This savoury recipe uses the natural sweetness of onions to encase a savoury mince and rice filling.
- 1.5 kg small brown onions
- 500 g beef mince
- 1 cup medium grain rice
- 1 carrot, grated
- 1 garlic clove, finely chopped
- Salt and pepper, to taste
- 1 cube vegetable stock
- 1 tbsp olive oil
- 1 tomato, diced
- 3 tbsp tomato passata
- 1 cup boiling water
- Sour cream, to serve
Oven temperatures are for conventional; if using fan-forced (convection), reduce the temperature by 20˚C. | We use Australian tablespoons and cups: 1 teaspoon equals 5 ml; 1 tablespoon equals 20 ml; 1 cup equals 250 ml. | All herbs are fresh (unless specified) and cups are lightly packed. | All vegetables are medium size and peeled, unless specified. | All eggs are 55-60 g, unless specified.
1. Top and tail the onions, peel and place them in a saucepan. Cover with water and boil on medium heat for 15-20 minutes.
2. While the onion is cooking, combine mince and uncooked rice into a bowl. Add remaining ingredients, and mix with hands.
3. Drain the onions, and use your fingers to push in the centre to release the onion layers (If onions tear they can still be used).
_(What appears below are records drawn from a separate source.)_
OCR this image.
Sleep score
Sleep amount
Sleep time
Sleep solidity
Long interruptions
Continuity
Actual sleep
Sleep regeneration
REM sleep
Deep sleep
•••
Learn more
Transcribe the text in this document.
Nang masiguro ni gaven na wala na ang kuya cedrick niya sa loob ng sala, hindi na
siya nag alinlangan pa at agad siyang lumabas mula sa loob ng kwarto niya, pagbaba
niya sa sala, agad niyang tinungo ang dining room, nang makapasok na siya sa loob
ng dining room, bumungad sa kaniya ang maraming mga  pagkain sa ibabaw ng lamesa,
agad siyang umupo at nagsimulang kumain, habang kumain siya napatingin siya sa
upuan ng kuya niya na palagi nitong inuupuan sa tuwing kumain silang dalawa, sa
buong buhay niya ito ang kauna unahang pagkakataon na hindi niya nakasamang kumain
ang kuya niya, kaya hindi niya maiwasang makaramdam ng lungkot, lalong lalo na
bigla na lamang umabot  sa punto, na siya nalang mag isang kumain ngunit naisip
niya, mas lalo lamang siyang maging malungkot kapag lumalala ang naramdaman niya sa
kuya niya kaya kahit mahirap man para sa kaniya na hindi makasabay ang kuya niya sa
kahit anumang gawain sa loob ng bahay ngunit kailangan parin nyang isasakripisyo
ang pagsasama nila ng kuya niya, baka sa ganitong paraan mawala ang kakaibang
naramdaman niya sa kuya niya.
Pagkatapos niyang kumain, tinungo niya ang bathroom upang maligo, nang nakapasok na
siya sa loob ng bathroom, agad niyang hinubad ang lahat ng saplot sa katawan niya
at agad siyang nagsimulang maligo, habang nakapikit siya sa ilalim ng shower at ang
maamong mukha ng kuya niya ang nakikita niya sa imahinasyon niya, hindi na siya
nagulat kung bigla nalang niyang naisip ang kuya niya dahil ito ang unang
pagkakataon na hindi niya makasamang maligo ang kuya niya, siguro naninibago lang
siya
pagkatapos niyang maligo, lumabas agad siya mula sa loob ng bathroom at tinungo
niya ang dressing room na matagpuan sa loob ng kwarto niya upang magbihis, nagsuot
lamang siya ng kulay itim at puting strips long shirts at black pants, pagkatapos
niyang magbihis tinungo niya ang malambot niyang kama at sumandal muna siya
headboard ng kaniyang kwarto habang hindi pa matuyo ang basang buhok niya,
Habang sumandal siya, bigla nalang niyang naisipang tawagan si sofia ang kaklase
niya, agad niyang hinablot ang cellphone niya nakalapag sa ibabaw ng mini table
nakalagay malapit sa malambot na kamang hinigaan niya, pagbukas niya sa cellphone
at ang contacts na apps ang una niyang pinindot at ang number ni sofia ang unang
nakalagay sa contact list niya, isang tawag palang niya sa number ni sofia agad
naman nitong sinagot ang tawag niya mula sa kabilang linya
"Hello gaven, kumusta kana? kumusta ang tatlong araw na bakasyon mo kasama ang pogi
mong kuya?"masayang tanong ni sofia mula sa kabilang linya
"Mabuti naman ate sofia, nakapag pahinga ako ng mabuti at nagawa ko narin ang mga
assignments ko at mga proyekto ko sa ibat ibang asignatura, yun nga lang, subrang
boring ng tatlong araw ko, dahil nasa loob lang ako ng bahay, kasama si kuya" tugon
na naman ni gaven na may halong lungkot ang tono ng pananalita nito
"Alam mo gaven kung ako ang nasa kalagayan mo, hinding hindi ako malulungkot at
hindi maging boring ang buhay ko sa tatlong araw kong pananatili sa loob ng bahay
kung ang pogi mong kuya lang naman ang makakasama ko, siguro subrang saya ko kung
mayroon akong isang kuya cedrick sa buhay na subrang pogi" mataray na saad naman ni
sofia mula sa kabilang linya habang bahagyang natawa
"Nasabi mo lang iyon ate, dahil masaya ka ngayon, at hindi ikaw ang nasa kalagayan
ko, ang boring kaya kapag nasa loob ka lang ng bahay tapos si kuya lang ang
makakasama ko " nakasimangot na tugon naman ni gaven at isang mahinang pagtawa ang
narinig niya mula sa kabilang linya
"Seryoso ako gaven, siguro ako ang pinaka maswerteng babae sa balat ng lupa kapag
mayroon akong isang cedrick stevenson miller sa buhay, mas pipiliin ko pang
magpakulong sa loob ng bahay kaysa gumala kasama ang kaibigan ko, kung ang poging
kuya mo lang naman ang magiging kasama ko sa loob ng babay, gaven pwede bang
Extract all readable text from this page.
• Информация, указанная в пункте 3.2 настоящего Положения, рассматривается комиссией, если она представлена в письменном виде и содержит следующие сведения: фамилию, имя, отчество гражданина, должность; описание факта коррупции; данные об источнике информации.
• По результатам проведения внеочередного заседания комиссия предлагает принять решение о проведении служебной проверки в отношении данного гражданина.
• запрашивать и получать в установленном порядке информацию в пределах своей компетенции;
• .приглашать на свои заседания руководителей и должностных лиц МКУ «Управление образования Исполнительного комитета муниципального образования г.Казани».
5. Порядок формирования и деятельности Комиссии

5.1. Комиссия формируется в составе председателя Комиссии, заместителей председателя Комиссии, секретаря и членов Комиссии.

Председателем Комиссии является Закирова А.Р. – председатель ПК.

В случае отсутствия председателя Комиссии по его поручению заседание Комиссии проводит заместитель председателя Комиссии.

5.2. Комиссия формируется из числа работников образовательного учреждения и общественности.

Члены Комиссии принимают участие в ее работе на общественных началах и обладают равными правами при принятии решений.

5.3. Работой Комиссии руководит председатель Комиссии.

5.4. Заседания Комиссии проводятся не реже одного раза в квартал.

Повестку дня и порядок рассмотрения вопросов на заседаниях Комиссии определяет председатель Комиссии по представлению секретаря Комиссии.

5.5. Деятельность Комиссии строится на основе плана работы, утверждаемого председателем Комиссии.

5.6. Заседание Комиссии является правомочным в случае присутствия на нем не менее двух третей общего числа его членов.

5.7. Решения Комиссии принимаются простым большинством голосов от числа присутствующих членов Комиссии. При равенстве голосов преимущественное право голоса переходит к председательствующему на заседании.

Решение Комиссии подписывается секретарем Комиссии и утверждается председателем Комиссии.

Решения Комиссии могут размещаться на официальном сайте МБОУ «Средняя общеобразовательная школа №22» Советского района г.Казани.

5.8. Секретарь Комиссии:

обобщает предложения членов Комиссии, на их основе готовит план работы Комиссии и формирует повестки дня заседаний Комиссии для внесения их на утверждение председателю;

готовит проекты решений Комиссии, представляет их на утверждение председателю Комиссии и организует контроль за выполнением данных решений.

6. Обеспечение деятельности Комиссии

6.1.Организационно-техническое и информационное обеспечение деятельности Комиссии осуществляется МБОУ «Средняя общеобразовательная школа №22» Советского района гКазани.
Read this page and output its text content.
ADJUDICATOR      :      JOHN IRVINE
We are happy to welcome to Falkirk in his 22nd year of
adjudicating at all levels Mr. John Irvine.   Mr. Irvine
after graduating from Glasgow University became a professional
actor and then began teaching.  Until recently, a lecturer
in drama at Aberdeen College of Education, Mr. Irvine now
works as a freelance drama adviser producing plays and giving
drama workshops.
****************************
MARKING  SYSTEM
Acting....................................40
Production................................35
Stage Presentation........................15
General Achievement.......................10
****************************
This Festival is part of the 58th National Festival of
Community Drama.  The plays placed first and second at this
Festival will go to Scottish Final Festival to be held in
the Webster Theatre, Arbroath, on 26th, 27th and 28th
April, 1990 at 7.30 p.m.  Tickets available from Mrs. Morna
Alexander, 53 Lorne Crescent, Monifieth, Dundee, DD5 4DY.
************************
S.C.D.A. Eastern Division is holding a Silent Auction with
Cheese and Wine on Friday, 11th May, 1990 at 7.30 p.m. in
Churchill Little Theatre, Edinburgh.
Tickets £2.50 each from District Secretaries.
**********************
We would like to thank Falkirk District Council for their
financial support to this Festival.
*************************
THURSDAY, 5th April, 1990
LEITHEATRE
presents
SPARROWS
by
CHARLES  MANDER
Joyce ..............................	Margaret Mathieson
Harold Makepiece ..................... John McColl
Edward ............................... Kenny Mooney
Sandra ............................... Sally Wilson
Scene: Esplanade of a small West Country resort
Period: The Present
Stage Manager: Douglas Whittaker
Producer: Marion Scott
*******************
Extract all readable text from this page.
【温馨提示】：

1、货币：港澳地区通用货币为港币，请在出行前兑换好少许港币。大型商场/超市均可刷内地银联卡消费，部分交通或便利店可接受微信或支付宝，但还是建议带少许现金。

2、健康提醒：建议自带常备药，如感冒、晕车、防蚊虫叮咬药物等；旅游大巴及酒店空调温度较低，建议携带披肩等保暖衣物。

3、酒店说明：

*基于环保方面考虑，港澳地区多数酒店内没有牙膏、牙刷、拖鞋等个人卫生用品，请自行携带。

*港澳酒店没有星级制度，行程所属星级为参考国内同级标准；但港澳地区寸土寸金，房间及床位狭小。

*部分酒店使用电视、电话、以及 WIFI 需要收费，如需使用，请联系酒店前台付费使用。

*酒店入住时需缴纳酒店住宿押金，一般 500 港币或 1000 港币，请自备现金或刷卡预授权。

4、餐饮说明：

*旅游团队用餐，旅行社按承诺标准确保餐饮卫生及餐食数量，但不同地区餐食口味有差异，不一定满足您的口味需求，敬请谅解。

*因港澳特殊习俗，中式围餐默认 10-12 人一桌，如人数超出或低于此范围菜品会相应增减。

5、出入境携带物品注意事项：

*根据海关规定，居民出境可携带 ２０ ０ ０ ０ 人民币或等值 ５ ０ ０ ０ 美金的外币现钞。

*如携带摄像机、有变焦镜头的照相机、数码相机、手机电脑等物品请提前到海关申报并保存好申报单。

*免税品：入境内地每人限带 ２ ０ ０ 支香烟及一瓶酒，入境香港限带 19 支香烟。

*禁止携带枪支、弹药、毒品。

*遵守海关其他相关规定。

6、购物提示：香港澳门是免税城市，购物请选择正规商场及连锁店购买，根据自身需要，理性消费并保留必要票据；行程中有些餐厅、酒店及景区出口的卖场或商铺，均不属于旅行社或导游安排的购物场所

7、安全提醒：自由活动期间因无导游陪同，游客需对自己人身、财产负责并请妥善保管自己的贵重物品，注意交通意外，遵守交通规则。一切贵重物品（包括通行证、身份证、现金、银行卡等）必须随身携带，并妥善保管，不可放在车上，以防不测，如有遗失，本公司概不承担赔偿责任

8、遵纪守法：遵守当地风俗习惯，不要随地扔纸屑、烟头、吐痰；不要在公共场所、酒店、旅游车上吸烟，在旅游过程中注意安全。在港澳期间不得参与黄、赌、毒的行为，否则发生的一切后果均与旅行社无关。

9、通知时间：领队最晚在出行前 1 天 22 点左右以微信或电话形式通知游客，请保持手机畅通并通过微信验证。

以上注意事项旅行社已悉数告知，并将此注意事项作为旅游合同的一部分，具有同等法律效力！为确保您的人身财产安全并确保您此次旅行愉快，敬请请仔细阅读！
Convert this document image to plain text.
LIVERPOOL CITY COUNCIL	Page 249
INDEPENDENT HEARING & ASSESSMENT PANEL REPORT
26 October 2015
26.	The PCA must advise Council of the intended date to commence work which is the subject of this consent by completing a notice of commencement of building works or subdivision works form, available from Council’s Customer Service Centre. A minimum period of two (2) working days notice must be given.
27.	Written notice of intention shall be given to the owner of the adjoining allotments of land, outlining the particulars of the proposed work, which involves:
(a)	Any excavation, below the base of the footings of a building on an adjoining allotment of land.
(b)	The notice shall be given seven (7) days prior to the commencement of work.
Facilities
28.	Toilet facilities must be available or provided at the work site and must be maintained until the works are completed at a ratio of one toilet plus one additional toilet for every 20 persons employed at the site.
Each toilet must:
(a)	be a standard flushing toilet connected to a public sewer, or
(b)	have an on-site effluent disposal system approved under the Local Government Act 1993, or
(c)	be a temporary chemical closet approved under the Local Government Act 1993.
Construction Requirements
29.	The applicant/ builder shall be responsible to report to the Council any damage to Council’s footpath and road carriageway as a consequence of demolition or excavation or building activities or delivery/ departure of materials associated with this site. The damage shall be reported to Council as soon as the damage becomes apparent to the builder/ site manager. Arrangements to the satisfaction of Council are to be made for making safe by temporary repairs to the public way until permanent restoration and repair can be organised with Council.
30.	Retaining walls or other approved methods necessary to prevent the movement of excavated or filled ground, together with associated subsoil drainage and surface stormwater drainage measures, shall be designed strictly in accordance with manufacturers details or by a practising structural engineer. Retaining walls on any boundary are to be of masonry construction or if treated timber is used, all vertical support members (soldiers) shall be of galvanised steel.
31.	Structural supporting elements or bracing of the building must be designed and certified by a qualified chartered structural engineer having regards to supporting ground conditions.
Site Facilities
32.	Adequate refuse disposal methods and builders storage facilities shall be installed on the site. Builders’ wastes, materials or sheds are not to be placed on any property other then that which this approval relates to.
4. Stuff each onion with the beef mixture. Place the stuffed onions on a greased deep frypan and cook on low heat and simmer for 40 minutes, adding about ¼ cup boiled water to the pan every 10 minutes. Onions are ready once the water has been absorbed and be careful not to turn the heat too high or they will burn.
5. Serve warm with sour cream and a little olive oil.
• You can first fry the centres of the onions for a couple of minutes to start the caramelisation process before adding the rest of the stuffed onions to the pan.